How could anti-Russia sanctions affect Azerbaijan?

How could anti-Russia sanctions affect Azerbaijan?

The new Western sanctions imposed on Russia for launching a military special operation in Donbass have already affected the Russian economy, but their impact will inevitably spread to neighboring countries as well. Candidate of Economic Sciences, Associate Professor at the UNEC Department of International Economics Emin Garibli and economist Rovshan Ibragimov told Vestnik Kavkaza about how anti-Russian sanctions may affect Azerbaijan. 

In the first place, Emin Garibli pointed out the challenges linked due to the depreciation of the ruble rate against the dollar. "Russia is Azerbaijan's main trading partner. Russia has been Azerbaijan's top export market for many years, and as far as imports are concerned, Azerbaijan, as a strategic ally of the Russian Federation, will have no problems. However, there can be difficulties in terms of exports to Russia: as a result of devaluation of the ruble, our exporters (we supply primarily agricultural products to Russia) will either have to increase prices in rubles, losing competitiveness, or maintain prices in rubles, losing profitability. In this situation, our companies will diversify markets," he noted .

Another challenge is the decline in remittances. "We know that more than a million people of Azerbaijani and Russian citizens living in Russia transfer money to Azerbaijan. The social level of the population will decline, as a result, these people will transfer less money to the republic. It should be noted that the share of transfers from Russia to Azerbaijan is now much lower than in the 90s, so there will not be a big impact on the local economy," Emin Garibli assured.

 The economist stressed that new restrictions create new opportunities. "These problems create conditions for regional countries to improve bilateral and multilateral relations, introduce preferences and increase cooperation. I believe that the need to create value chains in our region has been on the agenda for quite a long time, that is, sanctions will in fact push the development of regional cooperation, including Russian-Azerbaijani cooperation," he said.

Allied relations will allow Azerbaijan to promptly resolve issues with Russian imports. "State structures will conduct monitoring to ensure that our food security is not threatened. If we cooperate more actively with Russia, this will lead to an influx of investments in our region," Emin Garibli concluded.

 Rovshan Ibragimov named another challenge related to the work of Azerbaijani citizens in Russia. "Officially, 650,000 Azerbaijani citizens work in different Russian cities. Many of them may lose their jobs. Not to mention the fact that money transfers from Russia to Azerbaijan will decrease. People will be forced to return to the republic, since they will no longer be able to earn money in Russia," he said.

At the same time, even taking into account the decline of the ruble against the dollar, exports of goods from Azerbaijan to Russia may increase. "Russia's imports are now sharply limited, so it can start buying more products in Azerbaijan. Azerbaijan is one of the states that has not joined the anti-Russian sanctions. Therefore, sanctions may also have the opposite effect for Russian partners and allies. This also applies to Azerbaijan and other countries of the former Soviet Union, which maintain the previous level of cooperation," Rovshan Ibragimov noted.

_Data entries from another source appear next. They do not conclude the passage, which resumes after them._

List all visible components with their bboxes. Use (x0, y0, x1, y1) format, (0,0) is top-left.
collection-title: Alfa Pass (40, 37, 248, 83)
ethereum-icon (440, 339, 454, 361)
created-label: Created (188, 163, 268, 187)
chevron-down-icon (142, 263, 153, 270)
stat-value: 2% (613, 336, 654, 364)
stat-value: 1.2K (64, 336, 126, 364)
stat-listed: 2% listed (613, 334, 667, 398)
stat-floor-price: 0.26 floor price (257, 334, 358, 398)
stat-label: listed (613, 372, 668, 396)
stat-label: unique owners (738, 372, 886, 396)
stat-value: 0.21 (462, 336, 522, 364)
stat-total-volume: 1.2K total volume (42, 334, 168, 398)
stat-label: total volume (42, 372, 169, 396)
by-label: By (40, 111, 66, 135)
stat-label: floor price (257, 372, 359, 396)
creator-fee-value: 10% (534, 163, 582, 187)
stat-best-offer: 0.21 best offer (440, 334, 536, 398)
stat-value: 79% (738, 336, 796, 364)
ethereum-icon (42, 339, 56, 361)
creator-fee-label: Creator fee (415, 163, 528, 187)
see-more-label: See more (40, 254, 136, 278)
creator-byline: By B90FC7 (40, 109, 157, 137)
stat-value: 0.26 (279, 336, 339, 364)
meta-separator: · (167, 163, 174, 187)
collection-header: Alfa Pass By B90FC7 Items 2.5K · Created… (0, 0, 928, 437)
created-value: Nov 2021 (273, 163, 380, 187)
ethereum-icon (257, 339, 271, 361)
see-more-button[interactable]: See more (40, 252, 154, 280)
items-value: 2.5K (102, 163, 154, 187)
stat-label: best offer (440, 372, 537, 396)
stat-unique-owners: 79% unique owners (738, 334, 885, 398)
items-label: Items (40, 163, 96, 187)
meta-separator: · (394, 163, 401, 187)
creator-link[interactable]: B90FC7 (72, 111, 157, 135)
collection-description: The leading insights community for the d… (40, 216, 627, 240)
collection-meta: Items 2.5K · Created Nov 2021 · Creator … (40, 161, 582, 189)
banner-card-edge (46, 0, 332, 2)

 It will also be possible to compensate for possible economic losses by increasing profits from oil and gas exports. "Due to this additional income, Azerbaijan will be able to provide unemployment benefits to citizens who lost their jobs in Russia and returned home. The Azerbaijani budget is based on the oil price of $50 per barrel, the price of a barrel of Azeri Light crude oil exceeds $130. So the extra money could be spend on social security and benefits," the economist concluded.